Apprenticeship scheme to cost councils millions, LGA cautions

The Local Government Association (LGA) has warned that the government’s plans to drive the number of apprenticeships will cost councils millions of pounds, stretching budgets further.

From April 2017 onwards, all public and private employers with a wage in excess of £3 million will be required to contribute 0.2 per cent in a new Apprenticeship Levy. The contribution will then be used to fund the creation of three million new apprenticeships by the end of the decade.

However, the LGA outlined that compelling councils to make the contribution would place significant financial stress on authorities,with the levy calculated to cost around £207 million per year. Less than 10 per cent of town halls are expected to be exempt from the rules.

Part of the government’s proposal will mean public sector employers must ensure at least 2.3 per cent of their workforce is made up of apprentices. The union argued that councils will therefore have to create 22,000 new apprenticeships each year, adding an extra £400 million to their wage bill.

A number of council leaders are urging the government to allow them to be exempt from the apprenticeship target. In addition to extra costs, local authorities would be forced to create more positions to accommodate apprentices, where it has already reduced staff numbers by 40 per cent in 2010.

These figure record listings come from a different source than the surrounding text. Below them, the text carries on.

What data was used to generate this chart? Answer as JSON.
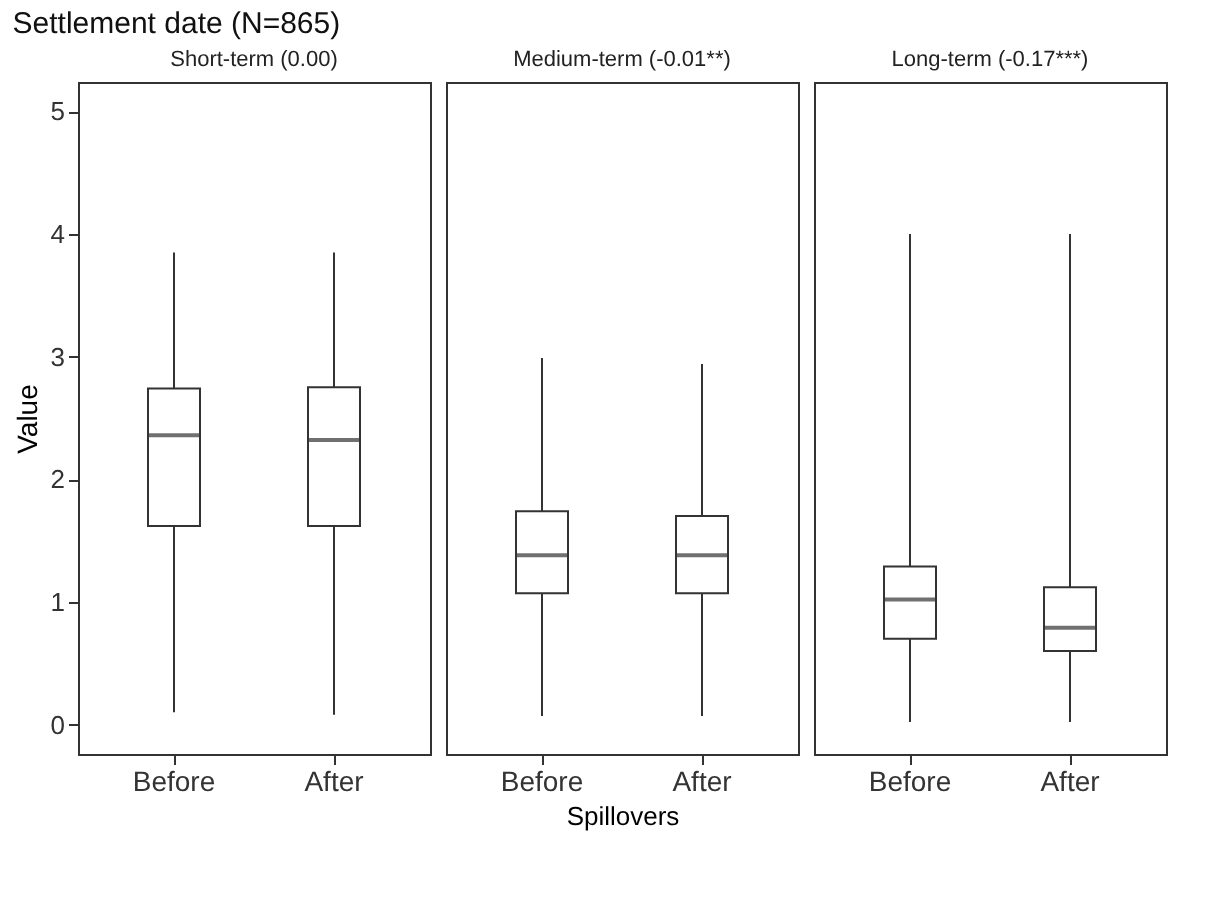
{
  "chart_data": [
    {
      "type": "box",
      "title": "Settlement date (N=865)",
      "subtitle": "Short-term (0.00)",
      "ylabel": "Value",
      "categories": [
        "Before",
        "After"
      ],
      "ylim": [
        -0.24,
        5.24
      ],
      "yticks": [
        0,
        1,
        2,
        3,
        4,
        5
      ],
      "grid": false,
      "boxes": [
        {
          "low": 0.1,
          "q1": 1.62,
          "median": 2.36,
          "q3": 2.74,
          "high": 3.85
        },
        {
          "low": 0.08,
          "q1": 1.62,
          "median": 2.32,
          "q3": 2.75,
          "high": 3.85
        }
      ]
    },
    {
      "type": "box",
      "subtitle": "Medium-term (-0.01**)",
      "xlabel": "Spillovers",
      "categories": [
        "Before",
        "After"
      ],
      "ylim": [
        -0.24,
        5.24
      ],
      "tick_labels": "x",
      "grid": false,
      "boxes": [
        {
          "low": 0.07,
          "q1": 1.07,
          "median": 1.38,
          "q3": 1.74,
          "high": 2.99
        },
        {
          "low": 0.07,
          "q1": 1.07,
          "median": 1.38,
          "q3": 1.7,
          "high": 2.94
        }
      ]
    },
    {
      "type": "box",
      "subtitle": "Long-term (-0.17***)",
      "categories": [
        "Before",
        "After"
      ],
      "ylim": [
        -0.24,
        5.24
      ],
      "tick_labels": "x",
      "grid": false,
      "boxes": [
        {
          "low": 0.02,
          "q1": 0.7,
          "median": 1.02,
          "q3": 1.29,
          "high": 4.0
        },
        {
          "low": 0.02,
          "q1": 0.6,
          "median": 0.79,
          "q3": 1.12,
          "high": 4.0
        }
      ]
    }
  ]
}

The LGA has advised that any money raised from the Apprenticeship Levy be controlled at the respective local level in order to allow each area to use the money to create skilled apprentices that target plugging local skills gaps and meet employers’ needs.

Councillor Nick Forbes, LGA vice chair, said: “Councils support the government's ambition to create three million apprenticeships. Good apprenticeships can give people the experience, skills and understanding that can often lead straight into a full-time job.

“Paying the Apprenticeship Levy and meeting national apprenticeship targets each year will add further financial pressure onto already stretched local services.”